Prioritize the Process, Not Just the Outcome: Rewarding Latent Thought Trajectories Improves Reasoning in Looped Language Models
This work solves the issue of inefficient credit assignment in reinforcement learning for LoopLMs, benefiting researchers and practitioners in AI reasoning by providing a method that enhances performance on mathematical and non-mathematical benchmarks, though it is incremental as it builds on existing LoopLM and GRPO frameworks.
The paper tackled the problem of improving reasoning in Looped Language Models (LoopLMs) by addressing the mismatch in reinforcement learning objectives that only reward final outcomes, introducing RLTT to distribute rewards across latent reasoning trajectories, which resulted in accuracy improvements of +14.4% on MATH-500, +16.6% on AIME24, and +10.0% on BeyondAIME.
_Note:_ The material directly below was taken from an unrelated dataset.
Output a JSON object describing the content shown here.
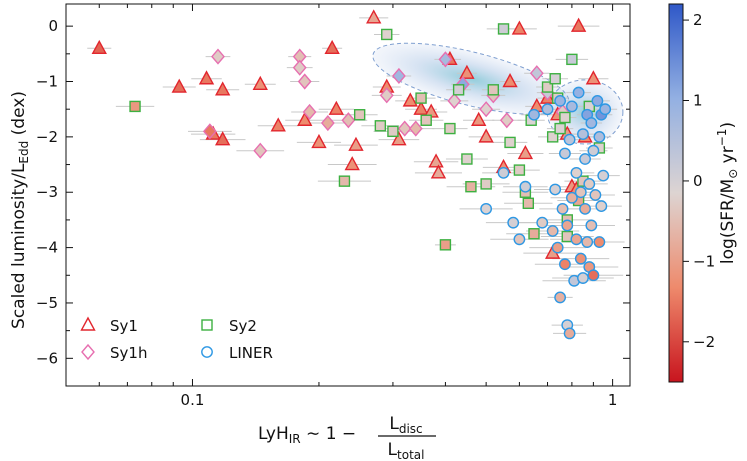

Looped Language Models (LoopLMs) perform multi-step latent reasoning prior to token generation and outperform conventional LLMs on reasoning benchmarks at smaller parameter budgets. However, attempts to further improve LoopLM reasoning with reinforcement learning have failed - standard objectives such as Group Relative Policy Optimization (GRPO) only assign credit to the final latent state, creating a fundamental mismatch with the model's internal computation. To resolve this, we introduce RLTT (Reward Latent Thought Trajectories), a reinforcement learning framework which distributes reward across the full latent reasoning trajectory. RLTT provides dense, trajectory-level credit assignment without relying on external verifiers and can directly replace GRPO with negligible overhead. Across extensive experiments with Ouro-2.6B-Thinking under identical training and inference conditions, RLTT yields substantial improvements over GRPO on challenging mathematical reasoning benchmarks, improving accuracy by +14.4% on MATH-500, +16.6% on AIME24, and +10.0% on BeyondAIME. Despite being trained exclusively on mathematics, RLTT also transfers effectively to non-mathematical reasoning benchmarks, demonstrating the effectiveness of trajectory-level credit assignment for reinforcement learning in LoopLMs.